Am-I-Engaging-in-Self-Harm-Behavior-770x470

Am I Engaging in Self-Harm Behavior?

Reading Time: 3 Minutes

Self-harm, also known as intentional self-injury behavior, is the purposeful action of inflicting physical harm on your body and is a red flag sign for emotional distress. According to psychiatrists, self-harm is appropriately recognized as nonsuicidal self-injury disorder (NSSID) as these self-harm behaviors are done without any intention of suicide. In other words, the individual is not attempting suicide or engaging in suicidal thoughts. Teenagers and adolescents are at the highest risk for self-harm behavior, with approximately 15% of teenagers and 17-35% of college students have engaged in self-harm behaviors. Females and males have comparable rates of self-harm behavior. Cutting, extreme hair pulling or skin picking, ingesting caustic chemicals, preventing wound healing, burning, extreme scratching, as well punching or hitting walls to induce pain are examples of self-injurious behaviors. These behaviors are highly troublesome for clinicians and parents. It can be tremendously challenging to decipher whether the individual is trying to take their own life or inflict pain on themselves.

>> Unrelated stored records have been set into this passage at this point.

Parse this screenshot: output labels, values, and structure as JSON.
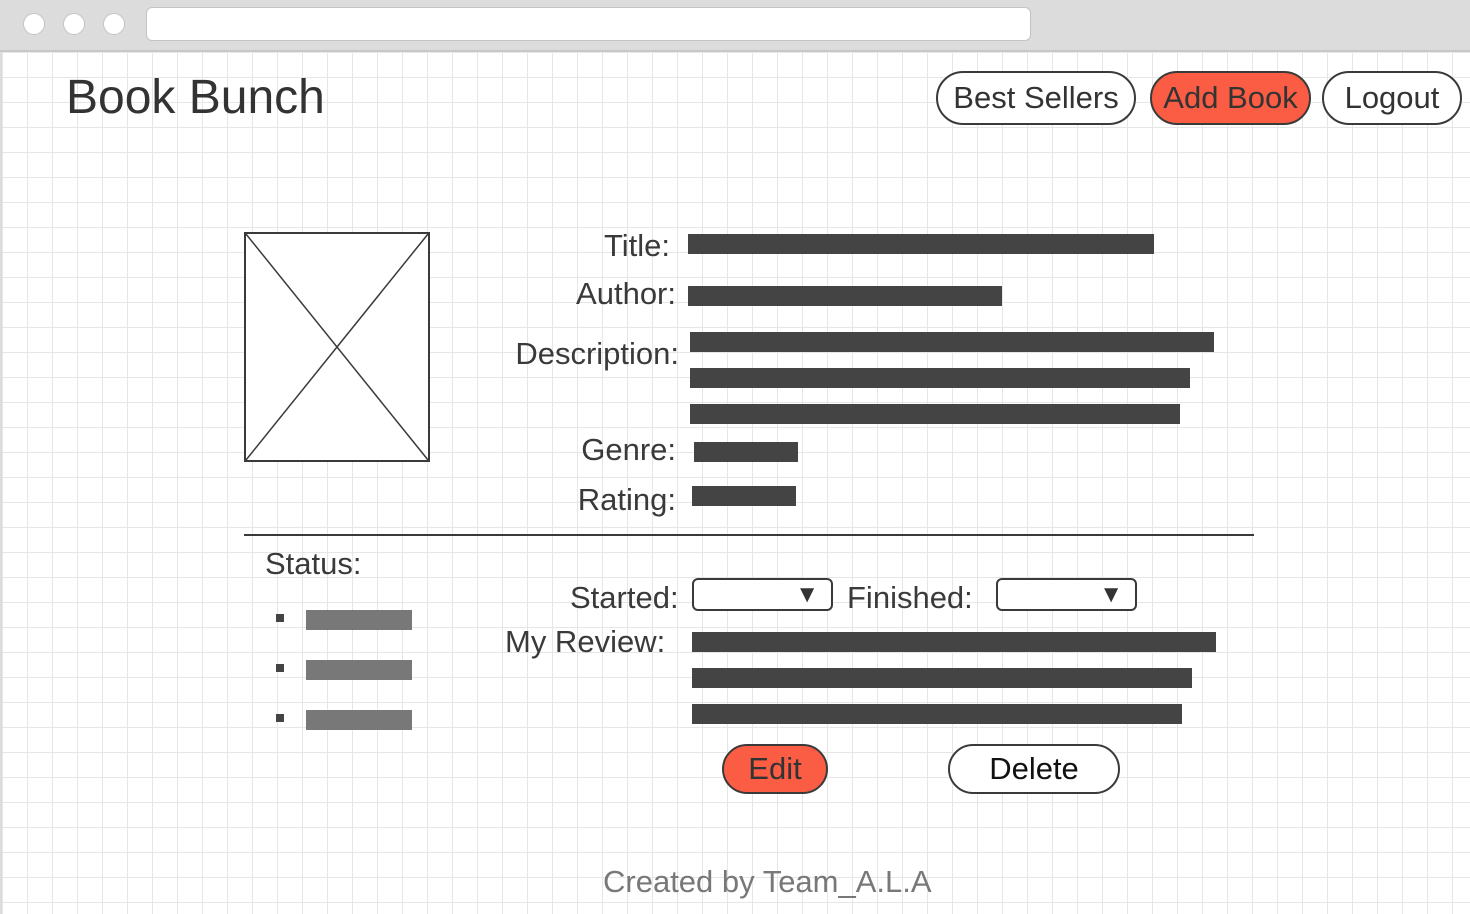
{
  "app": {
    "title": "Book Bunch"
  },
  "nav": {
    "best_sellers": "Best Sellers",
    "add_book": "Add Book",
    "logout": "Logout"
  },
  "book": {
    "title_label": "Title:",
    "author_label": "Author:",
    "description_label": "Description:",
    "genre_label": "Genre:",
    "rating_label": "Rating:"
  },
  "status": {
    "label": "Status:",
    "started_label": "Started:",
    "finished_label": "Finished:",
    "review_label": "My Review:",
    "dropdown_caret": "▼"
  },
  "actions": {
    "edit": "Edit",
    "delete": "Delete"
  },
  "footer": {
    "credit": "Created by Team_A.L.A"
  },
  "colors": {
    "accent": "#fa5d43",
    "text": "#3a3a3a",
    "placeholder_bar": "#444444",
    "placeholder_bar_light": "#787878",
    "grid": "#e6e6e6"
  },
  "icons": {
    "image_placeholder": "image-placeholder-icon",
    "dropdown": "chevron-down-icon",
    "bullet": "list-bullet-icon"
  }
}
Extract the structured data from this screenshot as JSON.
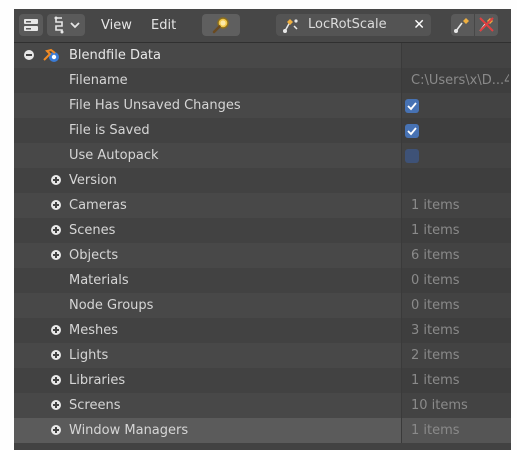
{
  "header": {
    "menu_view": "View",
    "menu_edit": "Edit",
    "keying_set": "LocRotScale",
    "clear_symbol": "✕",
    "icons": {
      "editor": "outliner-editor-icon",
      "display": "display-mode-icon",
      "chevron": "chevron-down-icon",
      "search": "search-icon",
      "keying": "keying-set-icon",
      "insert": "insert-keyframe-icon",
      "delete": "delete-keyframe-icon"
    }
  },
  "tree": {
    "root": {
      "label": "Blendfile Data",
      "icon": "blender-icon"
    },
    "properties": [
      {
        "label": "Filename",
        "value": "C:\\Users\\x\\D...4"
      },
      {
        "label": "File Has Unsaved Changes",
        "checked": true
      },
      {
        "label": "File is Saved",
        "checked": true
      },
      {
        "label": "Use Autopack",
        "checked": false
      }
    ],
    "collections": [
      {
        "label": "Version",
        "expandable": true,
        "value": ""
      },
      {
        "label": "Cameras",
        "expandable": true,
        "value": "1 items"
      },
      {
        "label": "Scenes",
        "expandable": true,
        "value": "1 items"
      },
      {
        "label": "Objects",
        "expandable": true,
        "value": "6 items"
      },
      {
        "label": "Materials",
        "expandable": false,
        "value": "0 items"
      },
      {
        "label": "Node Groups",
        "expandable": false,
        "value": "0 items"
      },
      {
        "label": "Meshes",
        "expandable": true,
        "value": "3 items"
      },
      {
        "label": "Lights",
        "expandable": true,
        "value": "2 items"
      },
      {
        "label": "Libraries",
        "expandable": true,
        "value": "1 items"
      },
      {
        "label": "Screens",
        "expandable": true,
        "value": "10 items"
      },
      {
        "label": "Window Managers",
        "expandable": true,
        "value": "1 items"
      }
    ]
  },
  "colors": {
    "panel_bg": "#424242",
    "row_alt": "#484848",
    "checkbox_on": "#4772b3",
    "text": "#d6d6d6",
    "value_text": "#8a8a8a"
  }
}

When a compulsive behavior becomes an addiction

Most individuals who begin to practice self-harm do not believe they are harvesting an addiction or unhealthy behaviors. Many individuals who engage in self-harm view this behavior as a psychological release, a way to unravel their deep underlying negative emotions and thoughts. Over time, there becomes a strong desire to engage in self-harm behaviors compulsively, and individuals will often go to extremes to hide these behaviors. Wearing long sleeves in the summer to hide their scars, locking themselves in a bathroom, hoarding razors, paperclips, or other sharp objects are all compulsive behaviors associated with addiction. Individuals become addicted to self-injury behaviors because they are addicted to the release of emotions related to cutting or other self-harmful acts. The physical act of self-mutilation is a vicious cycle of pent-up anger, sadness, and loneliness that is often relieved by the quick action of physical pain induced from cutting or other forms of self-harm. This immediate relief is often coupled with a sense of euphoria and calmness that is soon replaced by anxiety and guilt. This addictive cycle continues to repeat itself. These individuals usually prefer to use self-injury behaviors instead of talking about their feelings to others because they often feel that other individuals may fail them. In contrast, self-injury provides the same reliable response every single time.

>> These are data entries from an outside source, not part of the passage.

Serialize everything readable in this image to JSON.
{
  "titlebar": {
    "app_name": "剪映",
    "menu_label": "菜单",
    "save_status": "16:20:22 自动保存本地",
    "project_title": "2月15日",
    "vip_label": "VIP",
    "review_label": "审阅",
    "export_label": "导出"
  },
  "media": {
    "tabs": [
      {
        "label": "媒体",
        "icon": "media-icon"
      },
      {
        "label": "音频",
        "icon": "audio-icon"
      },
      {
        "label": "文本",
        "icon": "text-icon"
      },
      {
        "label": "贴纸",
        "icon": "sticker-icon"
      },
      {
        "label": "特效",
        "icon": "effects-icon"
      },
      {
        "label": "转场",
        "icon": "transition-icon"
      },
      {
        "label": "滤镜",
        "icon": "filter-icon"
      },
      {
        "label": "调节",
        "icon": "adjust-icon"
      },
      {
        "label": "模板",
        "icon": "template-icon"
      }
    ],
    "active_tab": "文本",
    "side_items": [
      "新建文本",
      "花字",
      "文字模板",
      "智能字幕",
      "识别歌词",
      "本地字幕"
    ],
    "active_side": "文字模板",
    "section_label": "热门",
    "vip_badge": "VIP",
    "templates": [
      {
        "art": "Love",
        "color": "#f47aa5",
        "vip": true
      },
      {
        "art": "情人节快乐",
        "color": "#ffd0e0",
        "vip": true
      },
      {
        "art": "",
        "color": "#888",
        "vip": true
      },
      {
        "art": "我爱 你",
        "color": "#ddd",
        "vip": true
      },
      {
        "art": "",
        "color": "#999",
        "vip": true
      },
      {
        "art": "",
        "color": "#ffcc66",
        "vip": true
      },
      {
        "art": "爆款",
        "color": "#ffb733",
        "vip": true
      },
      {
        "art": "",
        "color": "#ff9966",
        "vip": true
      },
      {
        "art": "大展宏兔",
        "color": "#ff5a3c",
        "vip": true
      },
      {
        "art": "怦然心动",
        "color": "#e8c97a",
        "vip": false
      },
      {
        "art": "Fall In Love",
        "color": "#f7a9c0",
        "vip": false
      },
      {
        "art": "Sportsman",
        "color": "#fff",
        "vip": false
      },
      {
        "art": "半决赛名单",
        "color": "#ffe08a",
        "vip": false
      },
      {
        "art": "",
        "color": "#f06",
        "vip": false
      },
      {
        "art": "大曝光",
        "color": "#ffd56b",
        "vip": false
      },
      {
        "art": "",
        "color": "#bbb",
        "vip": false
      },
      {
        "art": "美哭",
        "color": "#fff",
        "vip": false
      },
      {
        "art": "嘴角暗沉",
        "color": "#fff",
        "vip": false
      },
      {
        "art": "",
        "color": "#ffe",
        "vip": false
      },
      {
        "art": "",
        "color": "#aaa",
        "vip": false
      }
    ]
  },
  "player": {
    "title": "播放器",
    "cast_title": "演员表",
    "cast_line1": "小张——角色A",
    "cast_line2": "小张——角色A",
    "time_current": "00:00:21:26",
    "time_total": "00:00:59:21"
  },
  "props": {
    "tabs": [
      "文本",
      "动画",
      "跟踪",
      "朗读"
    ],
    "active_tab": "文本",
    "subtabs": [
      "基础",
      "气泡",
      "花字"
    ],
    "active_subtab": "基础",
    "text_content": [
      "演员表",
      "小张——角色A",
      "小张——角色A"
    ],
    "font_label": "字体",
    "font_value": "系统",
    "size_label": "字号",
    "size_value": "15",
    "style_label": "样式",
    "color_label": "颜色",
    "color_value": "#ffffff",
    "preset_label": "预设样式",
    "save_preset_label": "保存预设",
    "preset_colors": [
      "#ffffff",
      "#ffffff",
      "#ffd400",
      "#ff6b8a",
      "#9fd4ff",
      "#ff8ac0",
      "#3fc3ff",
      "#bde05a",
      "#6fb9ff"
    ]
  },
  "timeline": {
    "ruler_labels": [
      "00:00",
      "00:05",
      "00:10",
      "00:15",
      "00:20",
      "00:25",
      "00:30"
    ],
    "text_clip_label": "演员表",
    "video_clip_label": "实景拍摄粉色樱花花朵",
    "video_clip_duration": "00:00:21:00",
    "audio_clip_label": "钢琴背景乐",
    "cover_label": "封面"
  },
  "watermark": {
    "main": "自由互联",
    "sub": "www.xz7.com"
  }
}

The relationship between substance use disorder and self-harm 

Self-harm and substance abuse often create a dangerous intersection. Individuals engage in physical self-harm and substance abuse as ways to numb emotional pain. Drinking excessive amounts of alcohol to blackout or swallowing enough acetaminophen to warrant a hospital trip but not knowingly not enough to result in lethal overdose are common mechanisms used by individuals who often engage in self-harm behavior. When cutting no longer numbs the pain, individuals may turn to drug and alcohol use and vice versa.

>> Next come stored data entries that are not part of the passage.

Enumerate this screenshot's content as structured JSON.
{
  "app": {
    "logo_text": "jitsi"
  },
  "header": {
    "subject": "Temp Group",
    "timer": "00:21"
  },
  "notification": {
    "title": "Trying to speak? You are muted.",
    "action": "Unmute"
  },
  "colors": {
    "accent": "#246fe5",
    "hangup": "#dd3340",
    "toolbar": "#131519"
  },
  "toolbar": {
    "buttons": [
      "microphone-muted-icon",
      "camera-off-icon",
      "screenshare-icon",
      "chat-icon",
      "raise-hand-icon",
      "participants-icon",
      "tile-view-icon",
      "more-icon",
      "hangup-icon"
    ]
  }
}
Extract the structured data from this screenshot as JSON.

Why am I engaging in self-harm behavior?

Many individuals who engage in self-harm behaviors such as cutting do not understand the reasoning behind their actions other than that, it brings them a feeling of relief. To be diagnosed with self-harming behavior, individuals must engage in this behavior for the following reasons:

  • To distract unwanted, unavoidable, or overwhelming feelings or thoughts
  • To release pent up stress associated with negative emotions
  • To regulate internal experiences
  • To experience a physical sensation as a way to break out of a cycle of numbness
  • To express feelings when unable to verbalize
  • As a form of punishment
  • To experience a form of pleasure

Emotions associated with cutting

The physical act of cutting and self-harming the body becomes addictive due to the release of “feel-good” neurotransmitters in the brain once the action has occurred. Feelings of negativity and guilt closely follow this release of emotions and feelings of relief.

The following are associated emotions that are closely linked to acts of self-harm:

  • Negative feelings and thoughts associated with depression and anxiety
  • Obsessive thoughts about self-injury, which are difficult to resist
  • Frequent urges to induce self-harm

March is Self-Harm Awareness Month, a month dedicated to driving awareness about self-injurious behavior and eliminating self-harm stigma. If you are engaging in self-harm, you must seek help immediately. Living in a cycle of self-harm can lead to serious mental health and addiction disorders. Professional treatment for self-harm can help you understand the underlying reasons why you are engaging in cutting and can help you adopt healthy coping skills to navigate negative emotions in the future.